The Mother City Queer Project (MCQP) does not need to be introduced to the socially conscious. But for those who still don’t know about it, the MCQP is Cape Town’s annual bash where dress-up is compulsory, where acting ‘gay” is compulsory but being gay is not.
Now the history of the event, and the extraordinary lengths people have gone to in dressing up for it, has been chronicled in a new hard- cover book called FAB (Umuzi publishers). Devoted largely to photographs of revellers, this item for the coffee table illustrates the ethos of the MCQP — that of turning ‘politics into pleasure”. That is how its originators André Vorster and Andrew Putter put it in an interview in 1994 when the concept kicked off under the name the Locker Room Project.
In essence, like other gay pride parades, the MCQP is the chrysalis that emerged from the ugly old society and the tough days of activism that followed in the early Nineties. The book suggests that no open celebration of gayness is politics free. The act of dressing up and going out in teams and themes creates a sort of security barrier between participants and the hostile world gazing in from the outside.
To prove it, the book presents a single stock image of placard waving Christian protesters showing that the parties happen, not merely for their own sake but in opposition to those who would wish to curtail constitutional liberties.
In contrast to the vibrant photography, descriptions of how people went about deciding what characters to dress up as are quite banal.
The actual text compiled and, in places, written by Eric Miller and Karen Jeynes is not written particularly well. But the photography, by seven principal photographers including Miller, gives a good impression of the swirling surrealism of the event. In general the book has a sort of scrapbook feel, right down to reproducing a day-by-day internet blog by one time MCQP creative director and theatre personality Peter Hayes.
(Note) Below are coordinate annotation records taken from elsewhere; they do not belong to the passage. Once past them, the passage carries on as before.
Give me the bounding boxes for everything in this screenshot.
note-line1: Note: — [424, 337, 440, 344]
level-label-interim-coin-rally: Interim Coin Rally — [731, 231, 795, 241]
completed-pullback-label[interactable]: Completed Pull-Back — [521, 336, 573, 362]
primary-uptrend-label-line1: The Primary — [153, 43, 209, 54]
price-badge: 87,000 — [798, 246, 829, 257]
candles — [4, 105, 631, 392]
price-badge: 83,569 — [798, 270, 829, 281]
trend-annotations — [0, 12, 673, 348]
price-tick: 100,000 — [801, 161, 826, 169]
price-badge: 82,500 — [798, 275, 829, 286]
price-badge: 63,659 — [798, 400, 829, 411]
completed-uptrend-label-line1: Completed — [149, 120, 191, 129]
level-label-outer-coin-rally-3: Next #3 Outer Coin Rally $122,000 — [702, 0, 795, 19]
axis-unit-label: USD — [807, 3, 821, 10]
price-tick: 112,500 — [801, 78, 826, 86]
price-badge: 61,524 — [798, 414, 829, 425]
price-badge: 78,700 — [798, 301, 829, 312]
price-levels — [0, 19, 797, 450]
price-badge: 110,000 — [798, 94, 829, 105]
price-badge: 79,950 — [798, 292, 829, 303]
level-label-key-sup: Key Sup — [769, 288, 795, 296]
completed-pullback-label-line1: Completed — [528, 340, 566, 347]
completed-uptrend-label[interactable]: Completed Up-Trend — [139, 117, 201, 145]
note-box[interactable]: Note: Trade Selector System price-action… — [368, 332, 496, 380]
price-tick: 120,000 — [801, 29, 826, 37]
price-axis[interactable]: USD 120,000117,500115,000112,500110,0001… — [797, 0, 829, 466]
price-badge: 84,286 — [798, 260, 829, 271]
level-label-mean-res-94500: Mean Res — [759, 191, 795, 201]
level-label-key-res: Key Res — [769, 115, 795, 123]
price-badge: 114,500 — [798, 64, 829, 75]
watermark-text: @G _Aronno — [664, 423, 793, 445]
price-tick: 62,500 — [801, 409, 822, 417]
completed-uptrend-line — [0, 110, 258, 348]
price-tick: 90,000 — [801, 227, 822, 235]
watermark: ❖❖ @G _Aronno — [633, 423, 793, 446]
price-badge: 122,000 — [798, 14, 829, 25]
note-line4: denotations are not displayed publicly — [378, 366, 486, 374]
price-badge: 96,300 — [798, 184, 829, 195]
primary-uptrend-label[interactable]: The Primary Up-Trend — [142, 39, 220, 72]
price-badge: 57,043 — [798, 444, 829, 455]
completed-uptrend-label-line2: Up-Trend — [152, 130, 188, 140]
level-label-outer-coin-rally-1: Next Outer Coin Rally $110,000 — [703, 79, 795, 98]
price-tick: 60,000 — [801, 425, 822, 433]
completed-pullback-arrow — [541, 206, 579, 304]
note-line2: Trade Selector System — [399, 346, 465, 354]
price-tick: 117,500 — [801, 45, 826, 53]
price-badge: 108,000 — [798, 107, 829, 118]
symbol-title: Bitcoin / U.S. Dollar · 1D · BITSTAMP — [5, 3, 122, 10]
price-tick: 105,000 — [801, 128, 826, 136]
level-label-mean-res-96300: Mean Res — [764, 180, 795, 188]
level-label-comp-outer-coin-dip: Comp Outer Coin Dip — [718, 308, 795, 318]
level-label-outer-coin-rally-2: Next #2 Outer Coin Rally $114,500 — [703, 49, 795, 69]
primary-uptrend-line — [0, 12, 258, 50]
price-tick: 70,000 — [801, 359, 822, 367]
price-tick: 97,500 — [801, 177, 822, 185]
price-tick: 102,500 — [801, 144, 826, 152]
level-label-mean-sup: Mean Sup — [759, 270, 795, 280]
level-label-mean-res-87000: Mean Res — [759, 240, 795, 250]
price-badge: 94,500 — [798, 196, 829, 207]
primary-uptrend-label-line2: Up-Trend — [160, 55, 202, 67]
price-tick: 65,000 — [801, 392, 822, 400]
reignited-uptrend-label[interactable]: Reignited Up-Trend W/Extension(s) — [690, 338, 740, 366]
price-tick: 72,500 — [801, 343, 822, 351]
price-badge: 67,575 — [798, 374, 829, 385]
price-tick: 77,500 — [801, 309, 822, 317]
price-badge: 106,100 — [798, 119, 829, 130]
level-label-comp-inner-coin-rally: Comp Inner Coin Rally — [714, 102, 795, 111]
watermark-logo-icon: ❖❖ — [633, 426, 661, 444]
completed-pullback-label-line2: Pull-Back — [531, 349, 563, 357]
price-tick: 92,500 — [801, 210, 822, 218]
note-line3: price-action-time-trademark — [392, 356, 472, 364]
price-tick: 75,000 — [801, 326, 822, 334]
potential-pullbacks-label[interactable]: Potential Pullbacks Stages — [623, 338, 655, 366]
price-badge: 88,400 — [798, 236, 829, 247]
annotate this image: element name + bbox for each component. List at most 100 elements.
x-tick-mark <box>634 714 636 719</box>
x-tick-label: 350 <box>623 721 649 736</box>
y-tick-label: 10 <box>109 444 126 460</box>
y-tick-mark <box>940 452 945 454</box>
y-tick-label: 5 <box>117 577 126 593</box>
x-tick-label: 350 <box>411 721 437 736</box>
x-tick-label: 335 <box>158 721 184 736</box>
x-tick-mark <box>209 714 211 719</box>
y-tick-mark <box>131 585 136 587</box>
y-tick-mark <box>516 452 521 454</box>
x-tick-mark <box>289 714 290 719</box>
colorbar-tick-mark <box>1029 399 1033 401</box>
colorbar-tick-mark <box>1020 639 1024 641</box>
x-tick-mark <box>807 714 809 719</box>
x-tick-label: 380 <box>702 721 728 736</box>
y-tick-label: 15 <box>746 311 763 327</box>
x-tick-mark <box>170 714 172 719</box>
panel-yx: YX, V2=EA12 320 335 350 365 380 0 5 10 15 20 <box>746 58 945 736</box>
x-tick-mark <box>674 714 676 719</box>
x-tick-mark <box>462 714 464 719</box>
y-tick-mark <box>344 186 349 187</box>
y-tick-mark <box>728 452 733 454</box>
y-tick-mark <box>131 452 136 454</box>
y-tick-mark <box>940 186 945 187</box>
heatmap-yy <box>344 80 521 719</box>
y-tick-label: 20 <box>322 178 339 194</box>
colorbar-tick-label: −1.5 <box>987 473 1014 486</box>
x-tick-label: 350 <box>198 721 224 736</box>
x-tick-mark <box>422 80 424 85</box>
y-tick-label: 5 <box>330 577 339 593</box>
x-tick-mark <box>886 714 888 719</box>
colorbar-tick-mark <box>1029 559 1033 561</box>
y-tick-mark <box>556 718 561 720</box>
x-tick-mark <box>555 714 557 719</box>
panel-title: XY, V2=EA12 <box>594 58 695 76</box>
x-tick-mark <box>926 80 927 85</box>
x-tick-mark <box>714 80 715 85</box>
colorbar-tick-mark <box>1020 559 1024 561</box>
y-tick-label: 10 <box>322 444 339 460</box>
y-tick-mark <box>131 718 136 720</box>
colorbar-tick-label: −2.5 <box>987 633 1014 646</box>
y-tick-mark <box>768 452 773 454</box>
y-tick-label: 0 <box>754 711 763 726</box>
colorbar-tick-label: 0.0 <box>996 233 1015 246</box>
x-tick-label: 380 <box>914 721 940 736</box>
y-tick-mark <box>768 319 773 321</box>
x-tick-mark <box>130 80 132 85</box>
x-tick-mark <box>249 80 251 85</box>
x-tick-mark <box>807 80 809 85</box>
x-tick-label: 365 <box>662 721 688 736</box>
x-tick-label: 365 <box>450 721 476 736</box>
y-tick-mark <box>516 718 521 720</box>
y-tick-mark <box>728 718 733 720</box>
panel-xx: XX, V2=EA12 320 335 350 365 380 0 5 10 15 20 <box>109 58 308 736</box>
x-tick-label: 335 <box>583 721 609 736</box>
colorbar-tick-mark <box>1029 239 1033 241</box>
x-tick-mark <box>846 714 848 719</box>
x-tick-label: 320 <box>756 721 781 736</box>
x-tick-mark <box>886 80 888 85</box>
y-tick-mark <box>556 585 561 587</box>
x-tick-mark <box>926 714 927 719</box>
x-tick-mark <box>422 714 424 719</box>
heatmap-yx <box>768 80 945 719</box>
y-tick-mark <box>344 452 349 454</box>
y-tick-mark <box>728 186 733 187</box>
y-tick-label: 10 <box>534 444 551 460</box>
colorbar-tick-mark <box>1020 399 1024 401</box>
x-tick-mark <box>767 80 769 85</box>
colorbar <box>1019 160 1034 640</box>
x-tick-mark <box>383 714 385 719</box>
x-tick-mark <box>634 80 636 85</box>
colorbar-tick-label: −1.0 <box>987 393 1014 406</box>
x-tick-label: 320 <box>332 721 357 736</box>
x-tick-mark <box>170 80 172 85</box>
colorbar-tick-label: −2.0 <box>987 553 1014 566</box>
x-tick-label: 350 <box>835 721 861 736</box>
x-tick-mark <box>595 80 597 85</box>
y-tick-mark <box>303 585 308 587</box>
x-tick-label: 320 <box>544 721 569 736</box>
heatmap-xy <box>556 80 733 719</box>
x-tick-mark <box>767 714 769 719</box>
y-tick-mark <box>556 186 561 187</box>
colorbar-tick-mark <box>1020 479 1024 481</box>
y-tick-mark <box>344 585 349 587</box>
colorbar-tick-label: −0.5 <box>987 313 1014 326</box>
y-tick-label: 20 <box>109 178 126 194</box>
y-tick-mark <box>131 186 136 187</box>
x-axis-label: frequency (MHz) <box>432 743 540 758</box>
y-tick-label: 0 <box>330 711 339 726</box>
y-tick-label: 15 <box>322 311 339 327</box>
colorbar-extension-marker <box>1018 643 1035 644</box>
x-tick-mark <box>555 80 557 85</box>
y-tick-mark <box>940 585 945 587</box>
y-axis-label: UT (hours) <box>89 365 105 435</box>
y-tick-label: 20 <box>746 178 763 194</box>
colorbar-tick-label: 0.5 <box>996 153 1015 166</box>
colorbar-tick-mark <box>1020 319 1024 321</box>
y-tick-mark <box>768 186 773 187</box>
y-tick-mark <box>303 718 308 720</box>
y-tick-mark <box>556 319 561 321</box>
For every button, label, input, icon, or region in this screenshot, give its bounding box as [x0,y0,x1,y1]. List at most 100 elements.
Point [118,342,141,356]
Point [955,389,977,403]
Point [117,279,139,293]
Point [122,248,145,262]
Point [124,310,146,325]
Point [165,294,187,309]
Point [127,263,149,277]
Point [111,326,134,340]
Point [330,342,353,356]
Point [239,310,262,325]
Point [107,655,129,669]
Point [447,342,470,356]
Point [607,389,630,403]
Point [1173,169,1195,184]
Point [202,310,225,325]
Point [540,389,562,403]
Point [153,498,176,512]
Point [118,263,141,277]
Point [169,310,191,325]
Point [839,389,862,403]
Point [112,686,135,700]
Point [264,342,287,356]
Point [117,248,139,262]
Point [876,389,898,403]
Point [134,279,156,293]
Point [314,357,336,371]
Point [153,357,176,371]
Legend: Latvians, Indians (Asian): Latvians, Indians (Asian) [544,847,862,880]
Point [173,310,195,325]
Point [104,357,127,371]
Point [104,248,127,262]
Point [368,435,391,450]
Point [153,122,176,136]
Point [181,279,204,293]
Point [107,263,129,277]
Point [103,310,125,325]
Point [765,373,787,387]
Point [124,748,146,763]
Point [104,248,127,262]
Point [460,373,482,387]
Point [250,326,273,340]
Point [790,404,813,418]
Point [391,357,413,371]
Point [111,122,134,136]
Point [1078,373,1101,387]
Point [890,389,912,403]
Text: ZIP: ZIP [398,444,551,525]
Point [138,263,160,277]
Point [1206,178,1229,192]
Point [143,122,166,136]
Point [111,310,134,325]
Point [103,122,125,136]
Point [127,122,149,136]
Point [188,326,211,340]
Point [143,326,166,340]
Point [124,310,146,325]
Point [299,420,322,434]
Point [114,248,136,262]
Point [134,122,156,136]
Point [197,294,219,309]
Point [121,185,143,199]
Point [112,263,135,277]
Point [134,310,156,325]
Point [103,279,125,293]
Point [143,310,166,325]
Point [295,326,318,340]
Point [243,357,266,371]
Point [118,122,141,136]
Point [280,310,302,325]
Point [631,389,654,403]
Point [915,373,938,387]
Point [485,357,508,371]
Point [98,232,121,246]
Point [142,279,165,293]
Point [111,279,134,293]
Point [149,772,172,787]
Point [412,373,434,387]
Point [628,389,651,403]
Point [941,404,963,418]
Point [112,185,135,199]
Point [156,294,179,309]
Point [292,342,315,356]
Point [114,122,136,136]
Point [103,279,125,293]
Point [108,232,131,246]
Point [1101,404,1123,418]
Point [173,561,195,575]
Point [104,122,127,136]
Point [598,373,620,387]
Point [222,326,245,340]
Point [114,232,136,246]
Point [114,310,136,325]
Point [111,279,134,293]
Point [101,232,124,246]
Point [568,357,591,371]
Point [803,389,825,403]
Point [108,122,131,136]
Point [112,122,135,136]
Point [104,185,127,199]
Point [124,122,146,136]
What one gleans from the lowbrow points of view of party revellers is the way in which people from all echelons have made the experience their own. This is not a party for the glamorous elite. An anonymous woman hopes her husband won’t find out she is there — and that she won’t see her kids. A drug dealer celebrates the party as a moment to make a quick buck and a suburban boy has to call up his mother the day after to explain why he is shown on the cover of a newspaper, in drag and drunk.
The book contains some known voices: Joan Hambidge, Sheryl Ozinsky, Peter Krummeck, Shaun de Waal and Graham Weir.